Science at the speed of light
Both radio and lasers travel at the speed of light, but lasers travel in a higher-frequency bandwidth. That allows them to carry more information than radio waves, which is crucial when you’re collecting massive amounts of data and have narrow windows of time to send it back to Earth.
A good example is NASA's Mars Reconnaissance Orbiter, which sends science data at a blazing maximum of 6 Mbps. Biswas estimated that if the orbiter used laser comms technology with a mass and power usage comparable to its current radio system, it could probably increase the maximum data rate to 250 Mbps.
That might still sound stunningly slow to Internet users. But on Earth, data is sent over far shorter distances and through infrastructure that doesn’t exist yet in space, so it travels even faster.
Increasing data rates would allow scientists to spend more of their time on analysis than on spacecraft operations.
“It’s perfect when things are happening fast and you want a dense data set,” said Dave Pieri, a JPL research scientist and volcanologist. Pieri has led past research on how laser comms could be used to study volcanic eruptions and wildfires in near real-time. “If you have a volcano exploding in front of you, you want to assess its activity level and propensity to keep erupting. The sooner you get and process that data, the better.”
That same technology could apply to erupting cryovolcanoes on icy moons around other planets. Pieri noted that compared to radio transmission of events like these, "laser comms would up the ante by an order of magnitude.”
Clouding the future of lasers
That’s not to say the technology is perfect for every scenario. Lasers are subject to more interference from clouds and other atmospheric conditions than radio waves; pointing and timing are also challenges.
Lasers also require ground infrastructure that doesn’t yet exist. NASA's Deep Space Network, a system of antenna arrays located across the globe, is based entirely on radio technology. Ground stations would have to be developed that could receive lasers in locations where skies are reliably clear.
Radio technology won’t be going away. It works in rain or shine, and will continue to be effective for low-data uses like providing commands to spacecraft.
Two upcoming NASA missions will help engineers understand the technical challenges involved in conducting laser communications in space.
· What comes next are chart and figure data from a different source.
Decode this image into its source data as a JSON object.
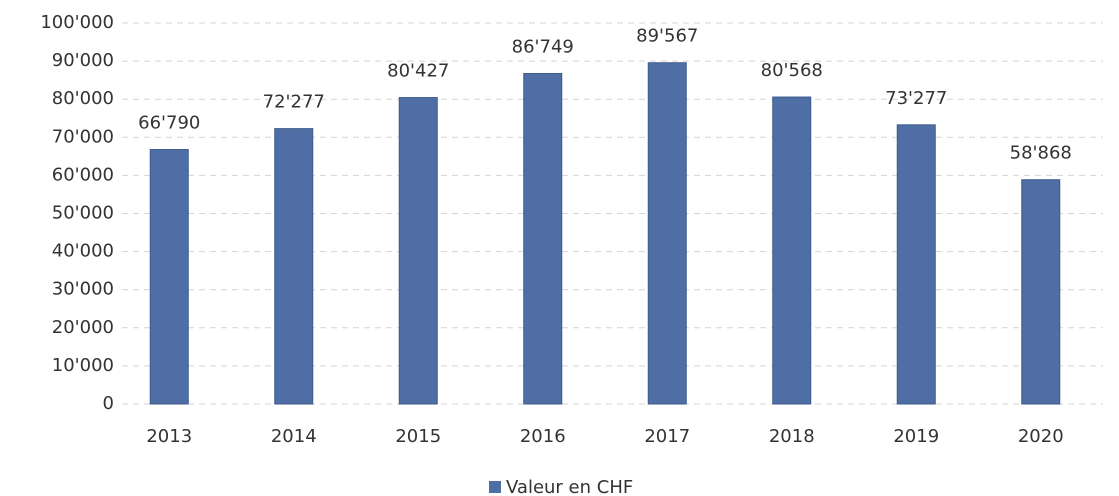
{
  "chart_data": {
    "type": "bar",
    "categories": [
      "2013",
      "2014",
      "2015",
      "2016",
      "2017",
      "2018",
      "2019",
      "2020"
    ],
    "series": [
      {
        "name": "Valeur en CHF",
        "color": "#4f6ea6",
        "values": [
          66790,
          72277,
          80427,
          86749,
          89567,
          80568,
          73277,
          58868
        ],
        "value_labels": [
          "66'790",
          "72'277",
          "80'427",
          "86'749",
          "89'567",
          "80'568",
          "73'277",
          "58'868"
        ]
      }
    ],
    "ylim": [
      0,
      100000
    ],
    "yticks": [
      0,
      {
        "value": 10000,
        "label": "10'000"
      },
      {
        "value": 20000,
        "label": "20'000"
      },
      {
        "value": 30000,
        "label": "30'000"
      },
      {
        "value": 40000,
        "label": "40'000"
      },
      {
        "value": 50000,
        "label": "50'000"
      },
      {
        "value": 60000,
        "label": "60'000"
      },
      {
        "value": 70000,
        "label": "70'000"
      },
      {
        "value": 80000,
        "label": "80'000"
      },
      {
        "value": 90000,
        "label": "90'000"
      },
      {
        "value": 100000,
        "label": "100'000"
      }
    ],
    "grid": true,
    "legend": "bottom"
  }
}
What they’ll learn will advance lasers toward becoming a common form of space communication in the future.
The Laser Communications Relay Demonstration (LCRD), led by NASA's Goddard Space Flight Center in Greenbelt, Maryland, is due to launch in 2019. LCRD will demonstrate the relay of data using laser and radio frequency technology. It will beam laser signals almost 25,000 miles (40,000 kilometers) from a ground station in California to a satellite in geostationary orbit, then relay that signal to another ground station. JPL is developing one of the ground stations at Table Mountain in southern California. Testing laser communications in geostationary orbit, as LCRD will do, has practical applications for data transfer on Earth.
Deep Space Optical Communications (DSOC), led by JPL, is scheduled to launch in 2023 as part of an upcoming NASA Discovery mission. That mission, Psyche, will fly to a metallic asteroid, testing laser comms from a much greater distance than LCRD.
The Psyche mission has been planned to carry the DSOC laser device onboard the spacecraft. Effectively, the DSOC mission will try to hit a bullseye using a deep space laser -- and because of the planet’s rotation, it will hit a moving target, as well.